The Queen and Council were extremely alarmed by this turn of events, especially as Henry’s condition showed no signs of improvement as days, and then weeks, went past. Margaret took him back to Westminster and made every effort to conceal his incapacity from his subjects for as long as possible. If York, in particular, were to hear of it, she feared he would almost certainly try to seize power.

Margaret now found herself, at seven months pregnant, completely responsible for the government of England. At first she hoped to remain with her husband at Westminster, but it soon became clear that his illness could only be concealed by removing him to Windsor.

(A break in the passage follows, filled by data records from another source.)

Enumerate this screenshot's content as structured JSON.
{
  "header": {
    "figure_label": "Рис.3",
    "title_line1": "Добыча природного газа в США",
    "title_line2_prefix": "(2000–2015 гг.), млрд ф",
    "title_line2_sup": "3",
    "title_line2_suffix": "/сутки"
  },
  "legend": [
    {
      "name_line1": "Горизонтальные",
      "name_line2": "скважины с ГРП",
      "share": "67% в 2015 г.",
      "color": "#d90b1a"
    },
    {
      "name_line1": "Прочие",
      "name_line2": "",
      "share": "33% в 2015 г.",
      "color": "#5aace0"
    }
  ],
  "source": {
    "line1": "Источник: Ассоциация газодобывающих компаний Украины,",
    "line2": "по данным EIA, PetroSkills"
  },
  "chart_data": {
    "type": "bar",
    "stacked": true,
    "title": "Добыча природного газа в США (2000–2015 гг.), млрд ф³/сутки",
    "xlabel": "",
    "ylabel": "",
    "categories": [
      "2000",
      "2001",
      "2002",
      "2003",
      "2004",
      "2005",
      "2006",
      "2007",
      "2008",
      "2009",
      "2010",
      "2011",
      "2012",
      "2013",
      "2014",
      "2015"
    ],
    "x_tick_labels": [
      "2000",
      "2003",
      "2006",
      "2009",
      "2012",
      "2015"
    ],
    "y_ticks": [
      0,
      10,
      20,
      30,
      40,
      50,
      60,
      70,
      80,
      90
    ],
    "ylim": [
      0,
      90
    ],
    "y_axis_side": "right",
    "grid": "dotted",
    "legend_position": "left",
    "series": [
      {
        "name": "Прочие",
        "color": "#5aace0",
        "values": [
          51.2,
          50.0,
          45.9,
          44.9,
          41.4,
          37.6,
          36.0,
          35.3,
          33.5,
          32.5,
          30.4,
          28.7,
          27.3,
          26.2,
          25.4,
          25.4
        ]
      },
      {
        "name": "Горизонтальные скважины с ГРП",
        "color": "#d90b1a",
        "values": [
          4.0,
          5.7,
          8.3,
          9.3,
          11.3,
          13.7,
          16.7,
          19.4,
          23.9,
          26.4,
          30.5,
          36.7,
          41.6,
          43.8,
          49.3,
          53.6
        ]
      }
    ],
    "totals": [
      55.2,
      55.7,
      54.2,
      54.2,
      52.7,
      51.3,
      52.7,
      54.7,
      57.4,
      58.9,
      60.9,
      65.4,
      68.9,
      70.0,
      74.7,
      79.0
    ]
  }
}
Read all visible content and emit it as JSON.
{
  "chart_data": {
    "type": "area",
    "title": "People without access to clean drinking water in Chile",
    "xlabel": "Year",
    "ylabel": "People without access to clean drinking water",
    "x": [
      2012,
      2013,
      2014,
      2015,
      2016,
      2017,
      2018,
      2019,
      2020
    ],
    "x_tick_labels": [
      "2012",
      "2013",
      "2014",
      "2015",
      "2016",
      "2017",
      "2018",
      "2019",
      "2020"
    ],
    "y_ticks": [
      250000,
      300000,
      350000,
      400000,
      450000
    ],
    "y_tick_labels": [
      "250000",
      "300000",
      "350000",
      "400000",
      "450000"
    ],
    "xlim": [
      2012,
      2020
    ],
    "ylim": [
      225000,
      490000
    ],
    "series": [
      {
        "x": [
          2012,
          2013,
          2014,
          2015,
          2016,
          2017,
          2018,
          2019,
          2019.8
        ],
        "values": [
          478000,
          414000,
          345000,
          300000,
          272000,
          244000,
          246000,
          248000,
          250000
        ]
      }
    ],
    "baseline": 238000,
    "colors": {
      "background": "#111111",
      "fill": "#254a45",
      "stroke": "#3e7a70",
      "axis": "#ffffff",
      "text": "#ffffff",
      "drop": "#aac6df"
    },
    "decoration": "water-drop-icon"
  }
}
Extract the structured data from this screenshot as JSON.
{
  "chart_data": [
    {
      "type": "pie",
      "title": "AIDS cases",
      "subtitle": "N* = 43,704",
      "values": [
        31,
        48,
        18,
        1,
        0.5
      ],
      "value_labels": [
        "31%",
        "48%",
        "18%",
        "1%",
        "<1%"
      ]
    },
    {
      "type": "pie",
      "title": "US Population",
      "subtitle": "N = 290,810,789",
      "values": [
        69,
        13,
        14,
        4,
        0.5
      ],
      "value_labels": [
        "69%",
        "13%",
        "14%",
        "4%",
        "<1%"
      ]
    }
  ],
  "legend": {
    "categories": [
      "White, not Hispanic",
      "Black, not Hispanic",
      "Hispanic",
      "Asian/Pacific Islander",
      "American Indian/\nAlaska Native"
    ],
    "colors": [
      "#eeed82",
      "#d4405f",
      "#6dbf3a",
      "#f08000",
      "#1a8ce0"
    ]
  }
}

What Henry VI suffered in 1453 was a complete mental breakdown, which is hardly surprising given his character and the stress engendered by the catastrophes and tensions of his reign. Whethamstead says that ‘a disease and disorder of such a sort overcame the King that he lost his wits and memory for a time, and nearly all his body was so unco-ordinated and out of control that he
could neither walk nor hold his head up, nor easily move from where he sat’. Henry later said that he had been totally unaware of what was going on around him, and that all his senses were in a state of prolonged suspension. He was ‘as mute as a calf’, spending his days in a chair, looked after by attendants. Some medical historians have diagnosed his condition, on the evidence available, as catatonic schizophrenia – complete mental withdrawal from normal life. Other modern experts have described the illness as a depressive stupor. Henry’s contemporaries had only one word for it: madness.